BOC staff assist with all levels of planning, from preparing the room to determining meal menus, and work to make sure everything is done on time and on budget. BOC collaborates with other BC offices such as the Facilities Services Custodial and Grounds Maintenance departments, Catering, the Boston College Police Department and the many vendors who provide tables and chairs, tents and flowers. This spirit of cooperation is integral to making campus events successful, Early says.

"I know 95 percent of the people at BC, and I love meeting people and love talking to them - that's my reward," said Early. "Hearing back from people and knowing that they and their guests had a good time is pretty nice, too."

In addition to its event-planning role, BOC serves as the clearinghouse for groups to reserve space for meetings and events on campus.

"If the rugby team wants to have a meeting in a classroom or we want to have a dinner for 100 people in the Heights Room, it all comes through us," said Early.

Early says his favorite annual event is Commencement, which takes six months to plan and represents the culmination of the BC experience.

"Commencement is the most important event of the year," said Early. "We have to make it as special as possible, and make sure it goes perfectly."

Of course, not everything always goes perfectly, and Early's job has given him a front row seat at some of the more humorous near misses, averted disasters and close calls that are a natural part of the game in event planning. One year, an incident at Commencement represented the manifestation of his worst nightmare.

As it had for years, explains Early, the University that day used a disguised flatbed trailer for a stage, which was rolled into Alumni Stadium and supported by a system of hydraulic lifts. Early was standing off to the side watching as the ceremony unfolded.

"Suddenly I notice that the stage is sinking very slowly," he said. "The hydraulics must have failed."

A few quick calls got a crew of tradesmen on the scene and the sinking was halted - just in the nick of time - and without anyone on stage missing a beat.

"There we were right in the middle of Commencement with guys pounding away trying to get that thing to stop collapsing. Looking back it's easy to smile, but that could have been a disaster," he said.

A crisis at a recent Pops on the Heights event required some quick action by the BC Police, Early says.

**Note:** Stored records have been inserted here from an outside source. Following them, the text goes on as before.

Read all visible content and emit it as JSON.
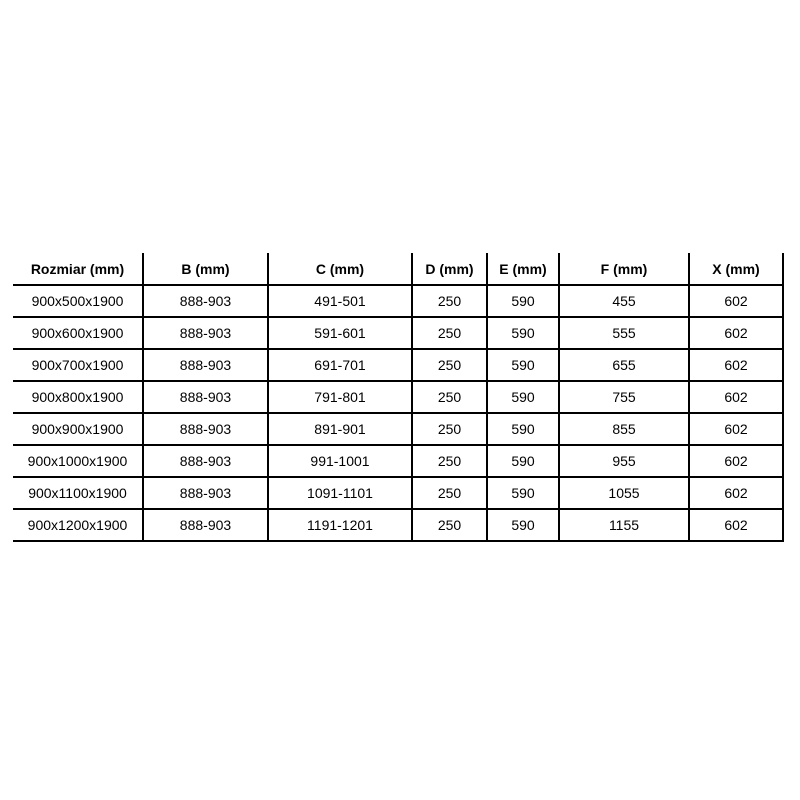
{
  "chart_data": {
    "type": "table",
    "title": "",
    "columns": [
      "Rozmiar (mm)",
      "B (mm)",
      "C (mm)",
      "D (mm)",
      "E (mm)",
      "F (mm)",
      "X (mm)"
    ],
    "rows": [
      [
        "900x500x1900",
        "888-903",
        "491-501",
        "250",
        "590",
        "455",
        "602"
      ],
      [
        "900x600x1900",
        "888-903",
        "591-601",
        "250",
        "590",
        "555",
        "602"
      ],
      [
        "900x700x1900",
        "888-903",
        "691-701",
        "250",
        "590",
        "655",
        "602"
      ],
      [
        "900x800x1900",
        "888-903",
        "791-801",
        "250",
        "590",
        "755",
        "602"
      ],
      [
        "900x900x1900",
        "888-903",
        "891-901",
        "250",
        "590",
        "855",
        "602"
      ],
      [
        "900x1000x1900",
        "888-903",
        "991-1001",
        "250",
        "590",
        "955",
        "602"
      ],
      [
        "900x1100x1900",
        "888-903",
        "1091-1101",
        "250",
        "590",
        "1055",
        "602"
      ],
      [
        "900x1200x1900",
        "888-903",
        "1191-1201",
        "250",
        "590",
        "1155",
        "602"
      ]
    ],
    "layout": {
      "legend": "none",
      "grid": "full-borders-except-top-and-left-outer"
    },
    "colors": {
      "border": "#000000",
      "text": "#000000",
      "background": "#ffffff"
    }
  }
}
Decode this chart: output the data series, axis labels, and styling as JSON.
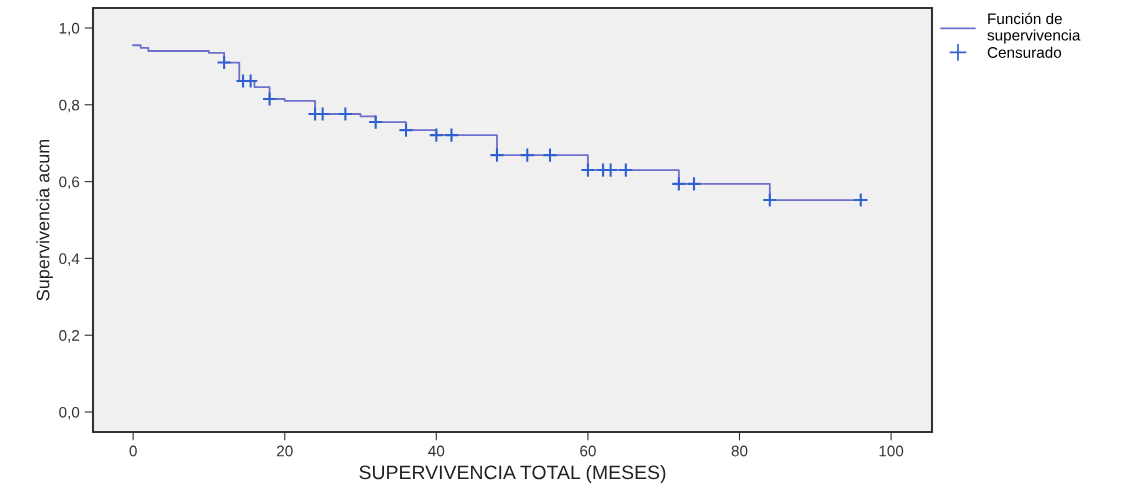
{
  "chart_data": {
    "type": "step",
    "xlabel": "SUPERVIVENCIA TOTAL (MESES)",
    "ylabel": "Supervivencia acum",
    "xlim": [
      -5.3,
      105.4
    ],
    "xticks": [
      0,
      20,
      40,
      60,
      80,
      100
    ],
    "ylim": [
      -0.052,
      1.052
    ],
    "yticks": [
      {
        "value": 0,
        "label": "0,0"
      },
      {
        "value": 0.2,
        "label": "0,2"
      },
      {
        "value": 0.4,
        "label": "0,4"
      },
      {
        "value": 0.6,
        "label": "0,6"
      },
      {
        "value": 0.8,
        "label": "0,8"
      },
      {
        "value": 1.0,
        "label": "1,0"
      }
    ],
    "grid": false,
    "legend": "top right",
    "series": [
      {
        "name": "Función de supervivencia",
        "color": "#6f6fcc",
        "line_style": "solid",
        "marker": "none",
        "x": [
          0,
          1,
          2,
          10,
          12,
          14,
          16,
          18,
          20,
          24,
          30,
          32,
          36,
          40,
          48,
          60,
          72,
          84,
          96
        ],
        "values": [
          0.955,
          0.948,
          0.94,
          0.935,
          0.91,
          0.862,
          0.846,
          0.815,
          0.81,
          0.776,
          0.77,
          0.755,
          0.734,
          0.721,
          0.669,
          0.63,
          0.594,
          0.552,
          0.552
        ]
      },
      {
        "name": "Censurado",
        "type": "scatter",
        "color": "#3060d0",
        "marker": "cross",
        "x": [
          12,
          14.5,
          15.5,
          18,
          24,
          25,
          28,
          32,
          36,
          40,
          42,
          48,
          52,
          55,
          60,
          62,
          63,
          65,
          72,
          74,
          84,
          96
        ],
        "values": [
          0.91,
          0.862,
          0.862,
          0.815,
          0.776,
          0.776,
          0.776,
          0.755,
          0.734,
          0.721,
          0.721,
          0.669,
          0.669,
          0.669,
          0.63,
          0.63,
          0.63,
          0.63,
          0.594,
          0.594,
          0.552,
          0.552
        ]
      }
    ]
  }
}
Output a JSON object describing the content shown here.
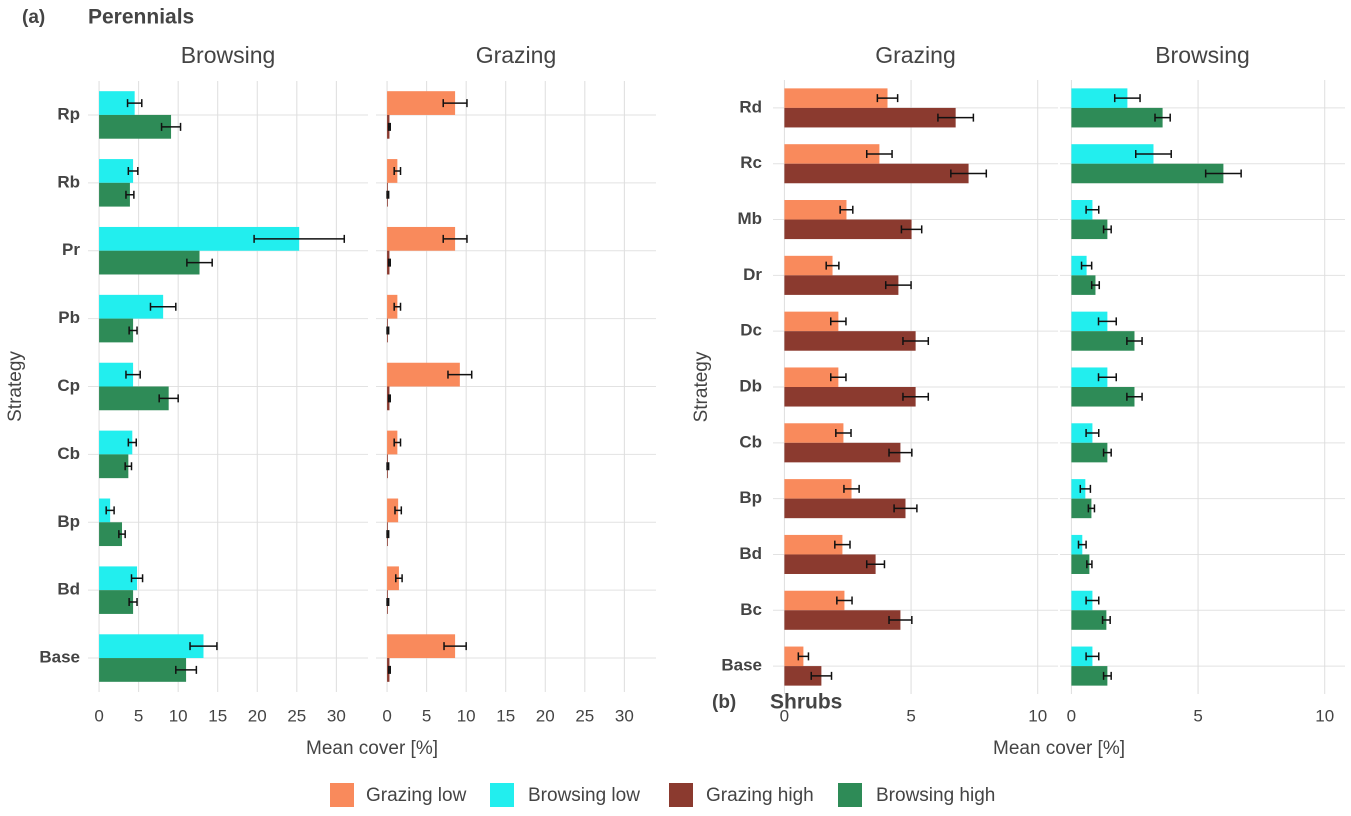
{
  "chart_data": [
    {
      "type": "hbar",
      "panel_label": "(a)",
      "panel_title": "Perennials",
      "title": "Browsing",
      "xlabel": "Mean cover [%]",
      "ylabel": "Strategy",
      "categories": [
        "Rp",
        "Rb",
        "Pr",
        "Pb",
        "Cp",
        "Cb",
        "Bp",
        "Bd",
        "Base"
      ],
      "series": [
        {
          "name": "Browsing low",
          "color": "#22eeee",
          "values": [
            4.5,
            4.3,
            25.3,
            8.1,
            4.3,
            4.2,
            1.4,
            4.8,
            13.2
          ],
          "errors": [
            0.9,
            0.6,
            5.7,
            1.6,
            0.9,
            0.5,
            0.5,
            0.7,
            1.7
          ]
        },
        {
          "name": "Browsing high",
          "color": "#2e8b57",
          "values": [
            9.1,
            3.9,
            12.7,
            4.3,
            8.8,
            3.7,
            2.9,
            4.3,
            11.0
          ],
          "errors": [
            1.2,
            0.5,
            1.6,
            0.5,
            1.2,
            0.4,
            0.4,
            0.5,
            1.3
          ]
        }
      ],
      "xlim": [
        -1.4,
        34
      ],
      "xticks": [
        0,
        5,
        10,
        15,
        20,
        25,
        30
      ],
      "grid": true
    },
    {
      "type": "hbar",
      "title": "Grazing",
      "categories": [
        "Rp",
        "Rb",
        "Pr",
        "Pb",
        "Cp",
        "Cb",
        "Bp",
        "Bd",
        "Base"
      ],
      "series": [
        {
          "name": "Grazing low",
          "color": "#f98a5c",
          "values": [
            8.6,
            1.3,
            8.6,
            1.3,
            9.2,
            1.3,
            1.4,
            1.5,
            8.6
          ],
          "errors": [
            1.5,
            0.4,
            1.5,
            0.4,
            1.5,
            0.4,
            0.4,
            0.4,
            1.4
          ]
        },
        {
          "name": "Grazing high",
          "color": "#8b3a2f",
          "values": [
            0.3,
            0.1,
            0.3,
            0.1,
            0.3,
            0.1,
            0.1,
            0.1,
            0.3
          ],
          "errors": [
            0.1,
            0.1,
            0.1,
            0.1,
            0.1,
            0.1,
            0.1,
            0.1,
            0.1
          ]
        }
      ],
      "xlim": [
        -1.4,
        34
      ],
      "xticks": [
        0,
        5,
        10,
        15,
        20,
        25,
        30
      ],
      "grid": true
    },
    {
      "type": "hbar",
      "panel_label": "(b)",
      "panel_title": "Shrubs",
      "title": "Grazing",
      "xlabel": "Mean cover [%]",
      "ylabel": "Strategy",
      "categories": [
        "Rd",
        "Rc",
        "Mb",
        "Dr",
        "Dc",
        "Db",
        "Cb",
        "Bp",
        "Bd",
        "Bc",
        "Base"
      ],
      "series": [
        {
          "name": "Grazing low",
          "color": "#f98a5c",
          "values": [
            4.07,
            3.75,
            2.45,
            1.9,
            2.13,
            2.13,
            2.33,
            2.65,
            2.29,
            2.37,
            0.75
          ],
          "errors": [
            0.4,
            0.5,
            0.25,
            0.25,
            0.3,
            0.3,
            0.3,
            0.3,
            0.3,
            0.3,
            0.2
          ]
        },
        {
          "name": "Grazing high",
          "color": "#8b3a2f",
          "values": [
            6.76,
            7.27,
            5.02,
            4.5,
            5.18,
            5.18,
            4.58,
            4.78,
            3.6,
            4.58,
            1.46
          ],
          "errors": [
            0.7,
            0.7,
            0.4,
            0.5,
            0.5,
            0.5,
            0.45,
            0.45,
            0.35,
            0.45,
            0.4
          ]
        }
      ],
      "xlim": [
        -0.45,
        10.8
      ],
      "xticks": [
        0,
        5,
        10
      ],
      "grid": true
    },
    {
      "type": "hbar",
      "title": "Browsing",
      "categories": [
        "Rd",
        "Rc",
        "Mb",
        "Dr",
        "Dc",
        "Db",
        "Cb",
        "Bp",
        "Bd",
        "Bc",
        "Base"
      ],
      "series": [
        {
          "name": "Browsing low",
          "color": "#22eeee",
          "values": [
            2.21,
            3.24,
            0.83,
            0.6,
            1.42,
            1.42,
            0.83,
            0.55,
            0.43,
            0.83,
            0.83
          ],
          "errors": [
            0.5,
            0.7,
            0.25,
            0.2,
            0.35,
            0.35,
            0.25,
            0.2,
            0.15,
            0.25,
            0.25
          ]
        },
        {
          "name": "Browsing high",
          "color": "#2e8b57",
          "values": [
            3.6,
            6.0,
            1.42,
            0.95,
            2.49,
            2.49,
            1.42,
            0.79,
            0.71,
            1.38,
            1.42
          ],
          "errors": [
            0.3,
            0.7,
            0.15,
            0.15,
            0.3,
            0.3,
            0.15,
            0.12,
            0.1,
            0.15,
            0.15
          ]
        }
      ],
      "xlim": [
        -0.45,
        10.8
      ],
      "xticks": [
        0,
        5,
        10
      ],
      "grid": true
    }
  ]
}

"They were all set to start the concert and someone [in the Pops Esplanade Orchestra] realized that they didn't have the sheet music," laughed Early. "So we had to put them in a BCPD cruiser and get them downtown and back before the show started."

Early says he's most proud of the 2000 Finance Conference, which was held in Conte Forum and included a visit by then-Federal Reserve Chairman Alan Greenspan, leading executives from top technology firms and plenty of national media attention.

"Most people didn't realize it at the time, but the night before there was a hockey game in Conte Forum that went into overtime. So we really had to scramble to get the floor over the ice put down and all the staging and lights set up.

"We worked from about 10 p.m. to 10 a.m., but it went off without a hitch and we were ready for all those executives."

Says Fr. Duffy, "Dave is always on top of the situation. If things are going badly behind the scenes no one will ever know it. That's one of Dave's great skills."